Federal taxable wages are earnings subject to federal taxes. The Internal Revenue Service enforces the collection of Social Security tax, Medicare tax and federal income tax — federal taxes that employers withhold from employee's paychecks. Different types of income can make up an employee's taxable wages.
Federal taxable income includes wages, salaries, bonuses, awards and prizes the employer pays to the employee throughout the year. In addition, tips an employee reports to her employer, non-cash payments, some fringe benefits (such as a health benefits that is not a qualified cafeteria plan) and some business expense reimbursements (such as payments made to the employee under an accountable plan as defined by the IRS) are taxable wages. The IRS narrowly defines taxable income; an employer should confirm with the agency to ensure proper calculation.
To determine the employee's federal taxable wages per pay period or for the year, the employer subtracts nontaxable deductions from his gross wages. Nontaxable deductions include medical and dental plans, flexible spending accounts and traditional 401(k) plans that meet the requirements of IRS section 125 code. These deductions are made on a pretax basis; the employer makes the deduction before withholding federal taxes, thus reducing the employee's taxable wages. The only way an employer can offer its employees a choice between taxable and nontaxable benefits is via a section 125 plan. If the benefit is not pretax it is post-tax and is withheld from income after federal taxes are withheld.
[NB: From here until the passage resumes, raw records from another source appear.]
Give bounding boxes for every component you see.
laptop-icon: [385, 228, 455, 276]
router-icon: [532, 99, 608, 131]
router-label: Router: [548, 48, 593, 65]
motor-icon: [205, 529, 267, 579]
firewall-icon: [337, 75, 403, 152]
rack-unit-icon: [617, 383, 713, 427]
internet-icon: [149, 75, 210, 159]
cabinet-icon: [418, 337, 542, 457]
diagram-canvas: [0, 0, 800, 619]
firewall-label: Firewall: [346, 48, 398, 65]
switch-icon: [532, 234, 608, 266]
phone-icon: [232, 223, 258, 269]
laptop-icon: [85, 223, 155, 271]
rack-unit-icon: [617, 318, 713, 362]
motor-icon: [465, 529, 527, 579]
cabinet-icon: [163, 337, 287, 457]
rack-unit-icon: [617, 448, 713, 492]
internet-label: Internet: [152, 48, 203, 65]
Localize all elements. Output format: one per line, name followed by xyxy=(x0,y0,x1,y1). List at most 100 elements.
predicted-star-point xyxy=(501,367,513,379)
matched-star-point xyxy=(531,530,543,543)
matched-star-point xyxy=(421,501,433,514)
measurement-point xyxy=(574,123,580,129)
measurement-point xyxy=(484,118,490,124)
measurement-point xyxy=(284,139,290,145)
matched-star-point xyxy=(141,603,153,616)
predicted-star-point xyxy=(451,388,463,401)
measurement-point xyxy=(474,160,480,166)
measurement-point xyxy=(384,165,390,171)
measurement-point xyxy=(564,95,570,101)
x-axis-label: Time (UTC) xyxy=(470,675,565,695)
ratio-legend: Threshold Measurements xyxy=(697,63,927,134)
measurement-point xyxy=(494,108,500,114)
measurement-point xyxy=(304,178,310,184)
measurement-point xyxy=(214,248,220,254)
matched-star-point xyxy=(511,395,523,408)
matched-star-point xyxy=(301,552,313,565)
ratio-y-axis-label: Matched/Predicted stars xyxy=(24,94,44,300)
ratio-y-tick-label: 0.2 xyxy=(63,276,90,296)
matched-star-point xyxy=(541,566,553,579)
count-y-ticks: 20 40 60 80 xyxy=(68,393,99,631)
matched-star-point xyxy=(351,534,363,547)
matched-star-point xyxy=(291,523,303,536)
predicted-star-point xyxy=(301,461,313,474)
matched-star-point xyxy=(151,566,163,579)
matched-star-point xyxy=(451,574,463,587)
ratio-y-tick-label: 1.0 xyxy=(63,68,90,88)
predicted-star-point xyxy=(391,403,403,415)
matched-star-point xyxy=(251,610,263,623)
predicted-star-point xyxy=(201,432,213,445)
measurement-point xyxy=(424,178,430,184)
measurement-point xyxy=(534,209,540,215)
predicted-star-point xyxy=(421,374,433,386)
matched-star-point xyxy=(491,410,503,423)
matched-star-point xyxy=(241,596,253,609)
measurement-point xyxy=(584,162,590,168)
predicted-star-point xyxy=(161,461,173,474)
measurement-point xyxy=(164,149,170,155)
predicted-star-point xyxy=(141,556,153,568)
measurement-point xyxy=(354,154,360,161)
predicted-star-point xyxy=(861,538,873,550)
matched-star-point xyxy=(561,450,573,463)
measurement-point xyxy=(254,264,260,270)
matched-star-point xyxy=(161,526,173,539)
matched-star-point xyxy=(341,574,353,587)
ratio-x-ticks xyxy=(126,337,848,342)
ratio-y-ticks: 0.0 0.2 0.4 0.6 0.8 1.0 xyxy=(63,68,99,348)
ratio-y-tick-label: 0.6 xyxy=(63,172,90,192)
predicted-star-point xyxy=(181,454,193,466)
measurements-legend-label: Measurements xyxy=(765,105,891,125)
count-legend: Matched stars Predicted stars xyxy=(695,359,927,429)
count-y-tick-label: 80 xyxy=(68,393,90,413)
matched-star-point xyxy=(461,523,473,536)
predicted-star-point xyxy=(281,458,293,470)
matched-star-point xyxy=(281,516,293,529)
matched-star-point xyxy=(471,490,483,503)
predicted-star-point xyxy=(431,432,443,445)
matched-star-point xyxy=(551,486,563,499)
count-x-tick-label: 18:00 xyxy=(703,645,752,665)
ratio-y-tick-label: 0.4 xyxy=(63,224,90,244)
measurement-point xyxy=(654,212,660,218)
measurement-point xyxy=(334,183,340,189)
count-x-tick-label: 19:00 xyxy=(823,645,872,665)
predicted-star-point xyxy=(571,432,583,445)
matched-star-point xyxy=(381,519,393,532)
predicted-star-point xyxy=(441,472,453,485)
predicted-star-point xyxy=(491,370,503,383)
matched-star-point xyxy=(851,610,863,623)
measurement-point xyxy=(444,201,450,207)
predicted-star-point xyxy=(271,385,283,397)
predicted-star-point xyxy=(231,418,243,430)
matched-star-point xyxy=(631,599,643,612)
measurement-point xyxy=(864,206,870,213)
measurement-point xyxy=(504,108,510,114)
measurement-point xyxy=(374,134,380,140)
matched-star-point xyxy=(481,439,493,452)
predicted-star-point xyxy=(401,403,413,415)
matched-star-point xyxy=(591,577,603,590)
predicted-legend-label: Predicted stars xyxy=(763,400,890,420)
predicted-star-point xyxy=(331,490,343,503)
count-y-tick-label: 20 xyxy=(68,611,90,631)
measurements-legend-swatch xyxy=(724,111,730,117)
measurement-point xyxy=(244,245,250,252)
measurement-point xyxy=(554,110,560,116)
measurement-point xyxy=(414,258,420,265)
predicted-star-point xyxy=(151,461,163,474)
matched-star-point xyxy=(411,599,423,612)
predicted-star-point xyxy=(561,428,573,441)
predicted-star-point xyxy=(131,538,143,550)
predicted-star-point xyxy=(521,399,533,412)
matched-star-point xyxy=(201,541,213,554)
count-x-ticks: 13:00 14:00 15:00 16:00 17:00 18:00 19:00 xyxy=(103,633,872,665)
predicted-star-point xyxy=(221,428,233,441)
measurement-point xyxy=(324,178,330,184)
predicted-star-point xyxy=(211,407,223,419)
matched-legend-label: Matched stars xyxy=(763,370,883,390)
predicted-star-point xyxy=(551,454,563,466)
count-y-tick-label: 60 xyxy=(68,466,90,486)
The employer reports the employee's federal taxable wages for the year in box 1 of her W-2 form. If she does not have nontaxable deductions then her entire compensation for the year should be included in box 1. If she has taxable deductions, box 1 should show her pay after these deductions have been subtracted from her annual gross income.
To arrive at the employee's federal income tax withholding per pay period or for the year, the employer uses the IRS Circular E withholding tax table relevant to the employee's taxable wages, filing status and allowances (as shown on her W-4 form) and pay period. In 2011, it calculates Social Security tax at 4.2 percent of her taxable wages, up to $106,800 annually; and Medicare tax at 1.45 percent of all her taxable wages.